コンピュータプログラムは息継ぎをする必要はありませんが、プログラム内でステートメントがどこで区切られているかを知る必要があります。JavaScriptでは、ほとんどのステートメントはセミコロンで終わります。

var cookie = "Chocolate Fudge";

ただし、ブロックステートメントの後ろにセミコロンをつける必要はありません。class、switch、do、if、forなどがこれに該当します。これらのステートメントは、波括弧でコードを囲む形になります。

function addNumbers(one, two) {
	return one + two;
}

このコードでは、returnステートメントがセミコロンで終わっています。関数の中にあるためです。一方、関数自体はセミコロンで終わっていません。

まとめ

JavaScriptには多くのルールがあります。
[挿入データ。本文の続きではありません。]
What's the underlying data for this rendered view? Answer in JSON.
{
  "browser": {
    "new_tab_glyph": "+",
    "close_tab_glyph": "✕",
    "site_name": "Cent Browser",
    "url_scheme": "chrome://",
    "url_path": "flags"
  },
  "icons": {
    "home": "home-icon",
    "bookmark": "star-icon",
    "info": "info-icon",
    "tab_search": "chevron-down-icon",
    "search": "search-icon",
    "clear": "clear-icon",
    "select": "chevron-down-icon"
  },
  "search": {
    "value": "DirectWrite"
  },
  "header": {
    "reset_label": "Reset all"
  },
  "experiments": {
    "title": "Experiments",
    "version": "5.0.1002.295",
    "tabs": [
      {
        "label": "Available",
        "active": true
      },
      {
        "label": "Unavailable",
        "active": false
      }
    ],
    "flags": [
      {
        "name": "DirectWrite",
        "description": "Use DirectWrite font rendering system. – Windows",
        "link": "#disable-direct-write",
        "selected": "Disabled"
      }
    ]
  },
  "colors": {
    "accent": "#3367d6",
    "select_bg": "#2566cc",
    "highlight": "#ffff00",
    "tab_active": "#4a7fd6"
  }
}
これらのルールは、あなた自身とブラウザの両方がコードを読めるようにするためのものです。特にチームで開発する場合は、JavaScriptの構文ルールを守ることが非常に重要になります。

今回取り上げた主なルールをおさらいしましょう。

  • 変数宣言や「for」「if」などのキーワードに続くステートメントは、空白で区切る。
  • コードブロック(if、elseなど)内のステートメントはインデントする。
  • 変数名はローワーキャメルケースを使い、予約語と同じ名前にしない。
  • ブロックステートメント以外のすべてのステートメントは、セミコロンで終える。
  • 1行コメントは // を、複数行コメントは /* */ を使う。

これで、あなたもプロの開発者のようにJavaScriptのコーディングを始める準備が整いました!